Chinese tech giants Alibaba Group and Tencent Holdings are reportedly in advanced discussions to invest in artificial intelligence (AI) disruptor DeepSeek.
According to a report by The Information, the startup — currently owned by the quantitative hedge fund High-Flyer Capital Management — is targeting a valuation exceeding $20 billion.
Such an action represents a staggering jump from earlier discussions just days ago, which pegged DeepSeek’s valuation at roughly $10 billion with a $300 million fundraising goal.
The sudden pursuit of external capital marks a strategic about-face for DeepSeek founder Liang Wenfeng. Historically, the firm operated as a well-funded but private venture under the High-Flyer umbrella, specifically to avoid the commercial pressures and quarterly expectations of outside venture capital.
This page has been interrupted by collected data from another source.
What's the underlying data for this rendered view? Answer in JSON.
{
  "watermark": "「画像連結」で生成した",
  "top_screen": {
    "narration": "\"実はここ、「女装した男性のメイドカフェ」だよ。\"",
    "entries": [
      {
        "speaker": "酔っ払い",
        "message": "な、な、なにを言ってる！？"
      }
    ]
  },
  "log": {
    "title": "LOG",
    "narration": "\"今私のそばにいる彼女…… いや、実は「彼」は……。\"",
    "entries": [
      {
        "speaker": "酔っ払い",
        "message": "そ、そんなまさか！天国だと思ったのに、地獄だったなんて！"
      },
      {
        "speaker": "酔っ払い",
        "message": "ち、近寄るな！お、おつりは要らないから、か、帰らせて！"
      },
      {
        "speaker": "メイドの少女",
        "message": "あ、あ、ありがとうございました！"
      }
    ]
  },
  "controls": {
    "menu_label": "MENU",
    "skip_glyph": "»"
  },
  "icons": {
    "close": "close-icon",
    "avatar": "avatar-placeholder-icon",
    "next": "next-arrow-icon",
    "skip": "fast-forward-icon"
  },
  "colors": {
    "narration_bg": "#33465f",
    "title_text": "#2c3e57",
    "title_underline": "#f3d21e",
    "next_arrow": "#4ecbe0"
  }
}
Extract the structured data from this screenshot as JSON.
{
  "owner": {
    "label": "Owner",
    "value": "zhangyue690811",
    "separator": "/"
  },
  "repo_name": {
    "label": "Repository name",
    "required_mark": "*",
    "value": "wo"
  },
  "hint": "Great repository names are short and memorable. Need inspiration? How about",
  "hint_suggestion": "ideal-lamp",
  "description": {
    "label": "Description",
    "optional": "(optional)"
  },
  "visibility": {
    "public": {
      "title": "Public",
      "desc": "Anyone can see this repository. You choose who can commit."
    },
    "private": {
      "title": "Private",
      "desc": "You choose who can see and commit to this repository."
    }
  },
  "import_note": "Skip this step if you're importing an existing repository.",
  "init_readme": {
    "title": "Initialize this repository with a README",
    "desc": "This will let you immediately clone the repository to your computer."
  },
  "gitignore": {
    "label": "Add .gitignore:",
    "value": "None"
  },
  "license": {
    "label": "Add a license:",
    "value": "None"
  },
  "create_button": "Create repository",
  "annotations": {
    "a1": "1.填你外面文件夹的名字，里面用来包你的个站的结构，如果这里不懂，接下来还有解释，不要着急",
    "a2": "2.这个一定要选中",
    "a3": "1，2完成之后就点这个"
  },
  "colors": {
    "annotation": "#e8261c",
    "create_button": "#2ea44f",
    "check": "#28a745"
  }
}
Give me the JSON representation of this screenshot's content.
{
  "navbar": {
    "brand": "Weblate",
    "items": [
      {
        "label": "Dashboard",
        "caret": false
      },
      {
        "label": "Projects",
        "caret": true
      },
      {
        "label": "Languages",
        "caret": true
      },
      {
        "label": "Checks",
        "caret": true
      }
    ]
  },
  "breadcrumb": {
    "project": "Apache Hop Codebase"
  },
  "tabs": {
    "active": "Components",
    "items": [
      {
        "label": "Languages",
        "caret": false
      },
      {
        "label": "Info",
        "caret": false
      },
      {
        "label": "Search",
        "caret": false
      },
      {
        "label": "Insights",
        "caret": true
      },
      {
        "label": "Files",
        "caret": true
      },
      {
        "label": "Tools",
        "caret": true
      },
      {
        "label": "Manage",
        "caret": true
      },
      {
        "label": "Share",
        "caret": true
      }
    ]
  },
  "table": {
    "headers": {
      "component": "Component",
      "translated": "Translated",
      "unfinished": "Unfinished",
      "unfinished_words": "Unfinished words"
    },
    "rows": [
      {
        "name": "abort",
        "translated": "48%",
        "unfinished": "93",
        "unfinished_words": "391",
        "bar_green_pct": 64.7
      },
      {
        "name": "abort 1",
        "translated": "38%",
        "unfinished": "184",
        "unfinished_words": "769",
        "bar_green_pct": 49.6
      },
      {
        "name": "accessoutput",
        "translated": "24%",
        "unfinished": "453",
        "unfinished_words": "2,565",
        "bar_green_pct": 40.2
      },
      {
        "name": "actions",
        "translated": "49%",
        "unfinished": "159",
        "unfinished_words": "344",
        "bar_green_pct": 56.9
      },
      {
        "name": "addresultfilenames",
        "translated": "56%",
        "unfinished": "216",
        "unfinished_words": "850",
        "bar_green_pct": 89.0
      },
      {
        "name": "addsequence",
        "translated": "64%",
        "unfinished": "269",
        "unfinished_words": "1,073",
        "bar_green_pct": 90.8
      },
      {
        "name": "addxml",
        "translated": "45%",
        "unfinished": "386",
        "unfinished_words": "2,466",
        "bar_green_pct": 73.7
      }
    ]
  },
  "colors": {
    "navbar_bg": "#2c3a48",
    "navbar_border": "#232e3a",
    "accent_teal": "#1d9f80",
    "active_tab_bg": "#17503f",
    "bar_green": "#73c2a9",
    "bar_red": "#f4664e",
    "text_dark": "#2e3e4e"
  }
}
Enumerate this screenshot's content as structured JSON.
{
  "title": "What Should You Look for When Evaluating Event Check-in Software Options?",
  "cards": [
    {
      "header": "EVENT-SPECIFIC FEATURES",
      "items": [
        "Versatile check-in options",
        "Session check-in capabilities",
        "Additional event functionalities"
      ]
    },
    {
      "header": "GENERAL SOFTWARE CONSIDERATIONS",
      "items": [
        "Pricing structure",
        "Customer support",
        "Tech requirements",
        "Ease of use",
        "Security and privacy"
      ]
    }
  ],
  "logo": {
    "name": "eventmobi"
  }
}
However, the escalating AI arms race has shifted the financial reality for independent labs. Industry analysts point to several factors driving the move, including sheer capital required to train next-generation models and manage massive inference loads; the need to retain elite engineers amid aggressive poaching from domestic and international rivals; and the necessity to optimize software for domestic chip alternatives such as Huawei’s Ascend processors in response to tightening U.S. export controls.
DeepSeek recently shocked the global tech community by releasing high-performing, open-source models that rival Western counterparts in reasoning and coding capabilities, often at a fraction of the training cost.
For Alibaba and Tencent, an investment isn’t just about financial returns; it is a strategic hedge. By backing DeepSeek, both secure a front-row seat to cutting-edge reasoning and agentic AI technology. If DeepSeek proves it can maintain top-tier performance while running efficiently on non-U.S. hardware, it could become the blueprint for China’s self-reliance in the sector.
The rapid doubling of DeepSeek’s valuation target underscores the intense FOMO (fear of missing out) currently gripping the Chinese tech sector. If the deal closes, DeepSeek will be positioned as a primary domestic counterweight to Western leaders like OpenAI.
However, the path forward remains volatile. If negotiations stall or geopolitical chip restrictions tighten further, the company may face significant scaling bottlenecks. For now, all eyes remain on the three companies, none of whom have officially commented on the ongoing talks.